O’Hare’s story revolves around Denise Stewart and Chief Inspector Sheehan. Stewart is a female detective in a male-dominated world. Her difficult background has naturally affected how she perceives the world. When she begins working at a new police station under Chief Inspector Sheehan, her first case involves a brutal murder. While events continue to unfold, all the detectives at the station become invested in the case. Sheehan can feel danger threatening not only the victims, but also his new detective. As a possible romance begins to blossom in her life, Stewart must decide who she can trust while Sheehan must solve the mystery before it is too late. I was fascinated through the entire novel. The twists and turns kept me interested as I could not predict where the story was going. In the end, all the pieces fit together perfectly.
The 11.05 Murders is set in Northern Ireland during present day. As an American reader, I did not recognize most of the locations. However, O’Hare’s descriptions were vivid and expressive enough for me to picture every place. The settings contribute to the sense of danger. For example, Stewart lives alone on a street that is frequently deserted at night. The eerie side streets provide suspense as Stewart never knows if someone is watching her. Similarly, the expansive size of the police station puts Stewart on edge and causes Sheehan to wonder if there could be an informant in their ranks.

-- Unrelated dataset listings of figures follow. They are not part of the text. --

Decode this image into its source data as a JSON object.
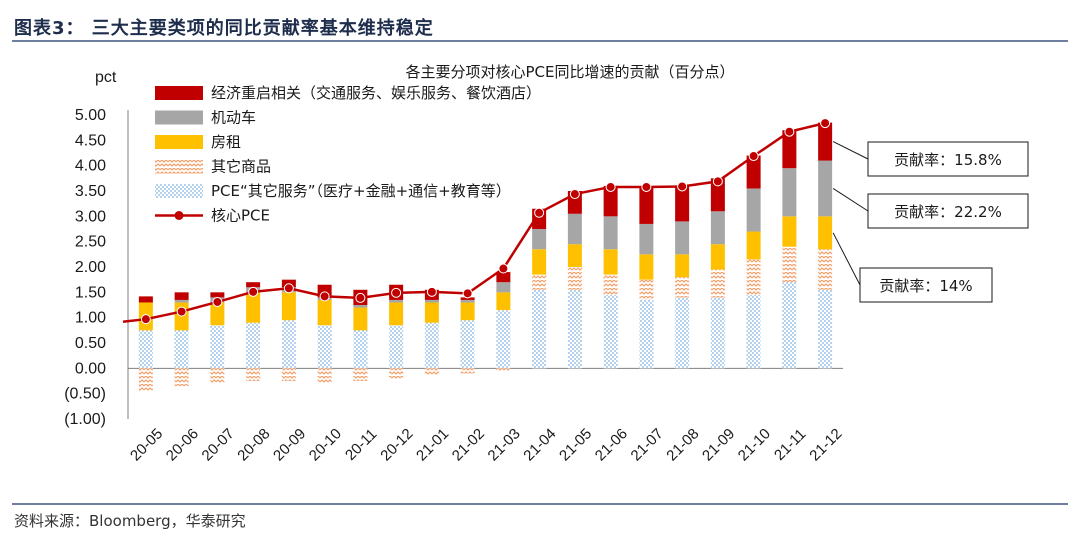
{
  "header": {
    "title": "图表3：  三大主要类项的同比贡献率基本维持稳定"
  },
  "footer": {
    "source": "资料来源：Bloomberg，华泰研究"
  },
  "colors": {
    "reopen": "#c00000",
    "autos": "#a6a6a6",
    "rent": "#ffc000",
    "other_goods": "#f4b183",
    "other_services": "#9dc3e6",
    "core": "#c00000"
  },
  "chart_data": {
    "type": "bar",
    "stacked": true,
    "title": "各主要分项对核心PCE同比增速的贡献（百分点）",
    "ylabel": "pct",
    "xlabel": "",
    "ylim": [
      -1.0,
      5.0
    ],
    "yticks": [
      "(1.00)",
      "(0.50)",
      "0.00",
      "0.50",
      "1.00",
      "1.50",
      "2.00",
      "2.50",
      "3.00",
      "3.50",
      "4.00",
      "4.50",
      "5.00"
    ],
    "categories": [
      "20-05",
      "20-06",
      "20-07",
      "20-08",
      "20-09",
      "20-10",
      "20-11",
      "20-12",
      "21-01",
      "21-02",
      "21-03",
      "21-04",
      "21-05",
      "21-06",
      "21-07",
      "21-08",
      "21-09",
      "21-10",
      "21-11",
      "21-12"
    ],
    "series": [
      {
        "name": "PCE“其它服务”（医疗+金融+通信+教育等）",
        "key": "other_services",
        "kind": "bar",
        "values": [
          0.75,
          0.75,
          0.85,
          0.9,
          0.95,
          0.85,
          0.75,
          0.85,
          0.9,
          0.95,
          1.15,
          1.55,
          1.55,
          1.45,
          1.35,
          1.4,
          1.4,
          1.45,
          1.7,
          1.55
        ]
      },
      {
        "name": "其它商品",
        "key": "other_goods",
        "kind": "bar",
        "values": [
          -0.45,
          -0.35,
          -0.3,
          -0.25,
          -0.25,
          -0.3,
          -0.25,
          -0.2,
          -0.15,
          -0.1,
          -0.05,
          0.3,
          0.45,
          0.4,
          0.4,
          0.4,
          0.55,
          0.7,
          0.7,
          0.8
        ]
      },
      {
        "name": "房租",
        "key": "rent",
        "kind": "bar",
        "values": [
          0.55,
          0.55,
          0.45,
          0.6,
          0.55,
          0.5,
          0.45,
          0.45,
          0.4,
          0.35,
          0.35,
          0.5,
          0.45,
          0.5,
          0.5,
          0.45,
          0.5,
          0.55,
          0.6,
          0.65
        ]
      },
      {
        "name": "机动车",
        "key": "autos",
        "kind": "bar",
        "values": [
          0.0,
          0.05,
          0.1,
          0.1,
          0.1,
          0.05,
          0.05,
          0.05,
          0.05,
          0.05,
          0.2,
          0.4,
          0.6,
          0.65,
          0.6,
          0.65,
          0.65,
          0.85,
          0.95,
          1.1
        ]
      },
      {
        "name": "经济重启相关（交通服务、娱乐服务、餐饮酒店）",
        "key": "reopen",
        "kind": "bar",
        "values": [
          0.12,
          0.15,
          0.1,
          0.1,
          0.15,
          0.25,
          0.3,
          0.3,
          0.2,
          0.05,
          0.2,
          0.4,
          0.45,
          0.6,
          0.75,
          0.7,
          0.65,
          0.65,
          0.75,
          0.75
        ]
      },
      {
        "name": "核心PCE",
        "key": "core",
        "kind": "line",
        "values": [
          0.97,
          1.12,
          1.31,
          1.51,
          1.58,
          1.42,
          1.39,
          1.49,
          1.51,
          1.48,
          1.97,
          3.07,
          3.44,
          3.58,
          3.58,
          3.59,
          3.69,
          4.19,
          4.67,
          4.84
        ]
      }
    ],
    "legend": {
      "position": "top-left"
    },
    "annotations": [
      {
        "text": "贡献率：15.8%",
        "series": "reopen",
        "category": "21-12"
      },
      {
        "text": "贡献率：22.2%",
        "series": "autos",
        "category": "21-12"
      },
      {
        "text": "贡献率：14%",
        "series": "rent",
        "category": "21-12"
      }
    ]
  }
}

Each of the characters are fully developed, complex people. Stewart’s backstory affects her character arc. Her assertive confidence and difficulty in trusting men stems from experiences in her past. Sheehan also struggles both physically and spiritually. He tries to keep his physical limitations a secret from his subordinates, and Sheehan’s crisis of faith intertwines with the climax of the murder case. Additionally, every detective at the police station has round, unique characterization. Their personalities made it possible for me to imagine each of them as distinct from each other. Typically, when there are multiple characters, I forget several of them throughout the course of the story, but even O’Hare’s minor characters are memorable.
Although The 11.05 Murders is volume two of the Inspector Sheehan Mysteries, the book stands on its own. Personally, I would love to see The 11.05 Murders adapted into a movie or television show. The only warning I would give readers is to be aware of the strong language. While I find that it adds to the realism of the characters and situations, it may offend more conservative readers.
I rate The 11.05 Murders 4 out of 4 stars. The plot, setting, and characters are well-written and work together to draw the reader into the story. Brian O’Hare is a modern Agatha Christie, and his mystery novel will be a hit with fans of the genre.